General banks will set a default clause in the mortgage contract, requiring the borrower to repay all the loan principal and interest in one lump sum if it is overdue for three consecutive times or six times in total. Therefore, if your mortgage is not repaid for more than 3 months, the consequences will be very serious, and the bank will file a lawsuit against you according to the loan contract and guarantee contract. Measures such as property preservation will be taken to freeze the deposits in all bank accounts of lenders and guarantors, and the pledged property will be sealed up. After the judgment is made, it will be enforced according to law (such as deducting deposits and auctioning collateral, etc.). ) to repay the bank's loan losses. Specifically, it includes: loan principal, loan interest, overdue interest, penalty interest, all litigation costs arising therefrom, and related expenses arising from the liquidation of collateral (pledge).

4, can't fly, can't take the high-speed rail, and is restricted from going abroad.

Once your overdue situation is serious and you refuse to carry it out, you should be prepared to accept legal punishment. If you are unfortunately included in the blacklist of people who have lost their trust (commonly known as the blacklist of Lao Lai), you can't even take a plane or a high-speed train, let alone go abroad.

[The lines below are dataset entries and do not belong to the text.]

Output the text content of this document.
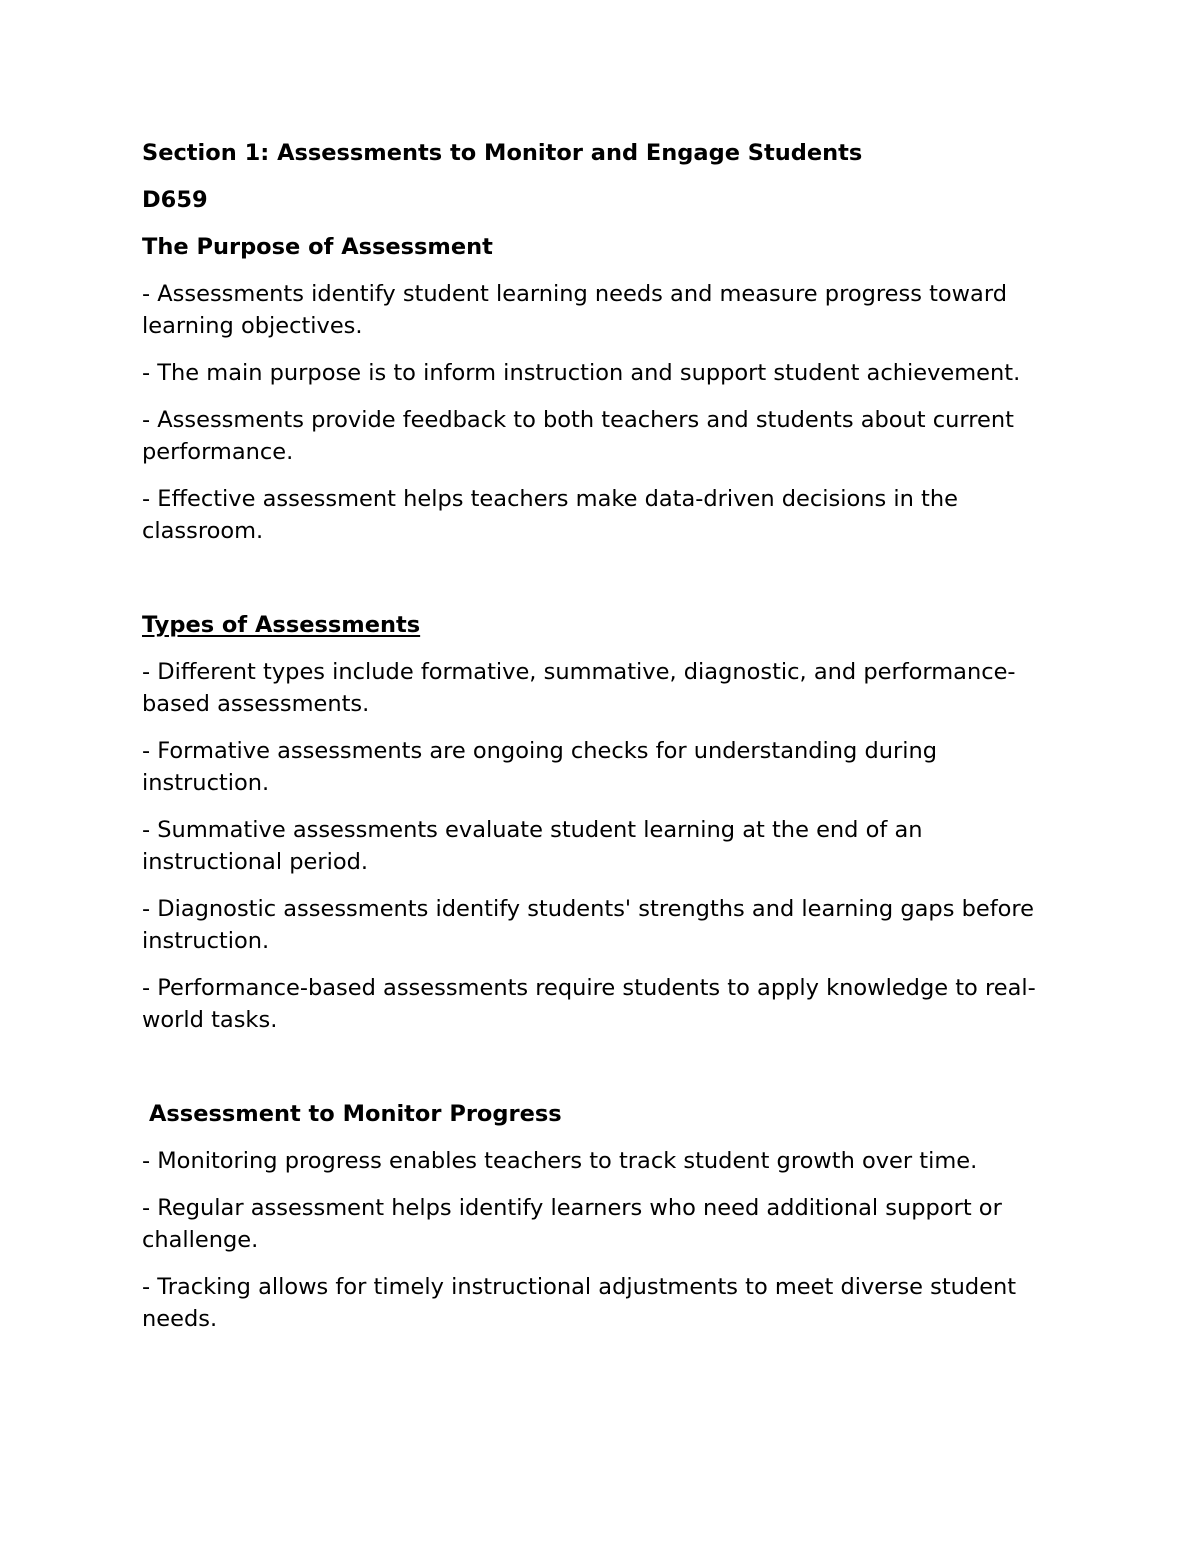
Section 1: Assessments to Monitor and Engage Students

D659

The Purpose of Assessment

- Assessments identify student learning needs and measure progress toward learning objectives.

- The main purpose is to inform instruction and support student achievement.

- Assessments provide feedback to both teachers and students about current performance.

- Effective assessment helps teachers make data-driven decisions in the classroom.

Types of Assessments

- Different types include formative, summative, diagnostic, and performance-based assessments.

- Formative assessments are ongoing checks for understanding during instruction.

- Summative assessments evaluate student learning at the end of an instructional period.

- Diagnostic assessments identify students' strengths and learning gaps before instruction.

- Performance-based assessments require students to apply knowledge to real-world tasks.

Assessment to Monitor Progress

- Monitoring progress enables teachers to track student growth over time.

- Regular assessment helps identify learners who need additional support or challenge.

- Tracking allows for timely instructional adjustments to meet diverse student needs.
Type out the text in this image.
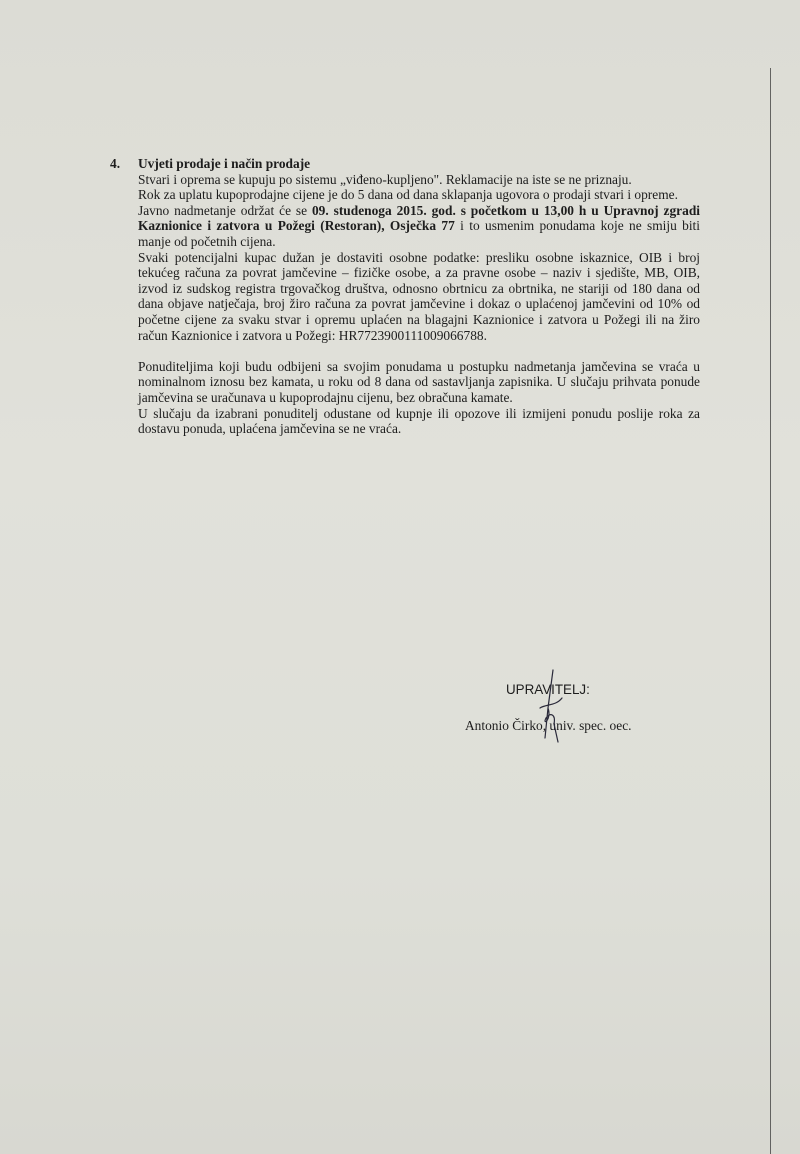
4.	Uvjeti prodaje i način prodaje

Stvari i oprema se kupuju po sistemu „viđeno-kupljeno". Reklamacije na iste se ne priznaju.

Rok za uplatu kupoprodajne cijene je do 5 dana od dana sklapanja ugovora o prodaji stvari i opreme.

Javno nadmetanje održat će se 09. studenoga 2015. god. s početkom u 13,00 h u Upravnoj zgradi Kaznionice i zatvora u Požegi (Restoran), Osječka 77 i to usmenim ponudama koje ne smiju biti manje od početnih cijena.

Svaki potencijalni kupac dužan je dostaviti osobne podatke: presliku osobne iskaznice, OIB i broj tekućeg računa za povrat jamčevine – fizičke osobe, a za pravne osobe – naziv i sjedište, MB, OIB, izvod iz sudskog registra trgovačkog društva, odnosno obrtnicu za obrtnika, ne stariji od 180 dana od dana objave natječaja, broj žiro računa za povrat jamčevine i dokaz o uplaćenoj jamčevini od 10% od početne cijene za svaku stvar i opremu uplaćen na blagajni Kaznionice i zatvora u Požegi ili na žiro račun Kaznionice i zatvora u Požegi: HR7723900111009066788.

Ponuditeljima koji budu odbijeni sa svojim ponudama u postupku nadmetanja jamčevina se vraća u nominalnom iznosu bez kamata, u roku od 8 dana od sastavljanja zapisnika. U slučaju prihvata ponude jamčevina se uračunava u kupoprodajnu cijenu, bez obračuna kamate.

U slučaju da izabrani ponuditelj odustane od kupnje ili opozove ili izmijeni ponudu poslije roka za dostavu ponuda, uplaćena jamčevina se ne vraća.

UPRAVITELJ:
Antonio Čirko, univ. spec. oec.
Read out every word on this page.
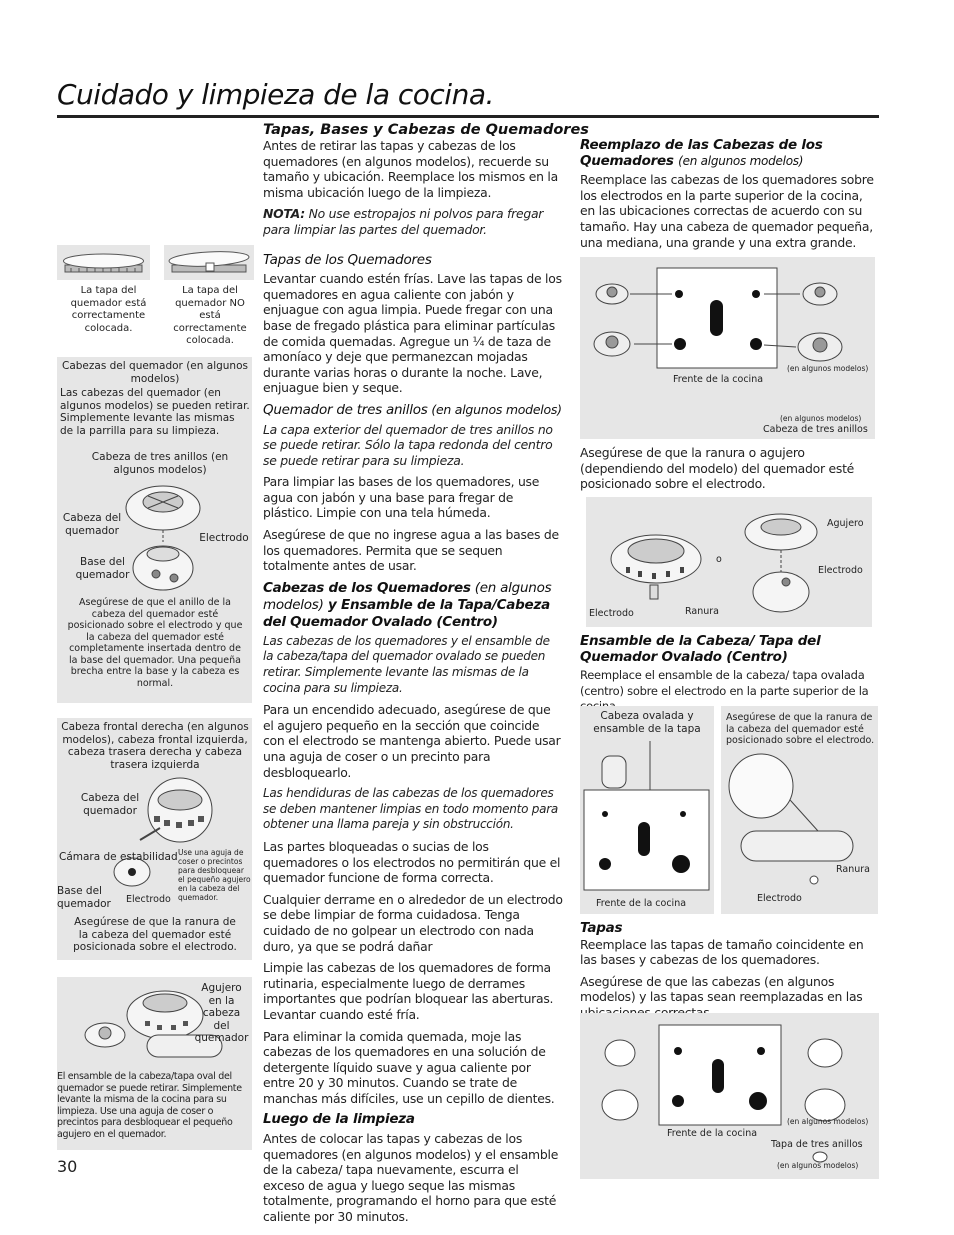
Cuidado y limpieza de la cocina.
La tapa del quemador está correctamente colocada.
La tapa del quemador NO está correctamente colocada.
Cabezas del quemador (en algunos modelos)
Las cabezas del quemador (en algunos modelos) se pueden retirar. Simplemente levante las mismas de la parrilla para su limpieza.
Cabeza de tres anillos (en algunos modelos)
Cabeza del quemador
Electrodo
Base del quemador
Asegúrese de que el anillo de la cabeza del quemador esté posicionado sobre el electrodo y que la cabeza del quemador esté completamente insertada dentro de la base del quemador. Una pequeña brecha entre la base y la cabeza es normal.
Cabeza frontal derecha (en algunos modelos), cabeza frontal izquierda, cabeza trasera derecha y cabeza trasera izquierda
Cabeza del quemador
Cámara de estabilidad Use una aguja de coser o precintos para desbloquear el pequeño agujero en la cabeza del quemador.
Base del quemador Electrodo
Asegúrese de que la ranura de la cabeza del quemador esté posicionada sobre el electrodo.
Agujero en la cabeza del quemador
El ensamble de la cabeza/tapa oval del quemador se puede retirar. Simplemente levante la misma de la cocina para su limpieza. Use una aguja de coser o precintos para desbloquear el pequeño agujero en el quemador.
30
Tapas, Bases y Cabezas de Quemadores

Antes de retirar las tapas y cabezas de los quemadores (en algunos modelos), recuerde su tamaño y ubicación. Reemplace los mismos en la misma ubicación luego de la limpieza.

NOTA: No use estropajos ni polvos para fregar para limpiar las partes del quemador.

Tapas de los Quemadores

Levantar cuando estén frías. Lave las tapas de los quemadores en agua caliente con jabón y enjuague con agua limpia. Puede fregar con una base de fregado plástica para eliminar partículas de comida quemadas. Agregue un ¼ de taza de amoníaco y deje que permanezcan mojadas durante varias horas o durante la noche. Lave, enjuague bien y seque.

Quemador de tres anillos (en algunos modelos)

La capa exterior del quemador de tres anillos no se puede retirar. Sólo la tapa redonda del centro se puede retirar para su limpieza.

Para limpiar las bases de los quemadores, use agua con jabón y una base para fregar de plástico. Limpie con una tela húmeda.

Asegúrese de que no ingrese agua a las bases de los quemadores. Permita que se sequen totalmente antes de usar.

Cabezas de los Quemadores (en algunos modelos) y Ensamble de la Tapa/Cabeza del Quemador Ovalado (Centro)

Las cabezas de los quemadores y el ensamble de la cabeza/tapa del quemador ovalado se pueden retirar. Simplemente levante las mismas de la cocina para su limpieza.

Para un encendido adecuado, asegúrese de que el agujero pequeño en la sección que coincide con el electrodo se mantenga abierto. Puede usar una aguja de coser o un precinto para desbloquearlo.

Las hendiduras de las cabezas de los quemadores se deben mantener limpias en todo momento para obtener una llama pareja y sin obstrucción.

Las partes bloqueadas o sucias de los quemadores o los electrodos no permitirán que el quemador funcione de forma correcta.

Cualquier derrame en o alrededor de un electrodo se debe limpiar de forma cuidadosa. Tenga cuidado de no golpear un electrodo con nada duro, ya que se podrá dañar

Limpie las cabezas de los quemadores de forma rutinaria, especialmente luego de derrames importantes que podrían bloquear las aberturas. Levantar cuando esté fría.

Para eliminar la comida quemada, moje las cabezas de los quemadores en una solución de detergente líquido suave y agua caliente por entre 20 y 30 minutos. Cuando se trate de manchas más difíciles, use un cepillo de dientes.

Luego de la limpieza

Antes de colocar las tapas y cabezas de los quemadores (en algunos modelos) y el ensamble de la cabeza/ tapa nuevamente, escurra el exceso de agua y luego seque las mismas totalmente, programando el horno para que esté caliente por 30 minutos.

Reemplazo de las Cabezas de los Quemadores (en algunos modelos)

Reemplace las cabezas de los quemadores sobre los electrodos en la parte superior de la cocina, en las ubicaciones correctas de acuerdo con su tamaño. Hay una cabeza de quemador pequeña, una mediana, una grande y una extra grande.

Frente de la cocina
(en algunos modelos)
(en algunos modelos)
Cabeza de tres anillos
Asegúrese de que la ranura o agujero (dependiendo del modelo) del quemador esté posicionado sobre el electrodo.
Agujero
o
Electrodo
Electrodo	Ranura
Ensamble de la Cabeza/ Tapa del Quemador Ovalado (Centro)

Reemplace el ensamble de la cabeza/ tapa ovalada (centro) sobre el electrodo en la parte superior de la

Cabeza ovalada y ensamble de la tapa
Frente de la cocina
Asegúrese de que la ranura de la cabeza del quemador esté posicionado sobre el electrodo.
Ranura
Electrodo
Tapas

Reemplace las tapas de tamaño coincidente en las bases y cabezas de los quemadores.

Asegúrese de que las cabezas (en algunos modelos) y las tapas sean reemplazadas en las

Frente de la cocina
(en algunos modelos)
Tapa de tres anillos
(en algunos modelos)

Fourth, solve the problem of overdue mortgage:

1. Extend the loan term.

If you can't repay the mortgage on schedule according to the original repayment plan, you can apply to the bank to extend the loan term (the extension of short-term loans shall not exceed the original loan term, the extension of medium-term loans shall not exceed half of the original loan term, and the extension of long-term loans shall not exceed three years). After the bank approves, it can sign a deferred repayment agreement. Usually, there is only one opportunity to apply for deferred repayment, and the longest delay cannot exceed 30 years.

2. Apply for an extension of repayment

If the property buyers can't repay the mortgage on time due to accidents, they can apply to the loan bank for loan extension 30 days in advance. After the bank verifies that it is correct, it will appropriately extend the mortgage term and reduce the monthly payment. You can apply for many bank loans. When the borrower cannot repay the loan, he can temporarily explain the situation to the bank and apply for deferred repayment. The extension period can be decided by the borrower, but there is a maximum period limit, and the extension can usually only be applied once or twice.

3. Borrowing money from relatives and friends is suspended.

If you really can't repay the mortgage, you can ask friends and relatives for help, temporarily solve the dilemma, and try not to default on the mortgage. If you default for a long time, the house is likely to be auctioned.

Step 4 sell the house

Finally, there is a way to sell a house. Find an intermediary company to advance the remaining loan (of course, the intermediary will charge a certain fee), and then entrust the intermediary to sell the house and earn a certain price difference.

Is mortgage a mortgage or a pledge?

Mortgage belongs to housing mortgage loan. Housing loan, also known as housing mortgage loan, is an application form for housing mortgage loan, ID card, income certificate, housing sales contract, guarantee and other legal documents filled out by the buyer to the loan bank. , must be submitted. After passing the examination, the loan bank promises the loan to the buyer, and handles the real estate mortgage registration and notarization according to the house sales contract provided by the buyer and the mortgage loan contract concluded between the bank and the buyer. The bank directly transfers the loan funds to the sales unit within the time limit stipulated in the contract.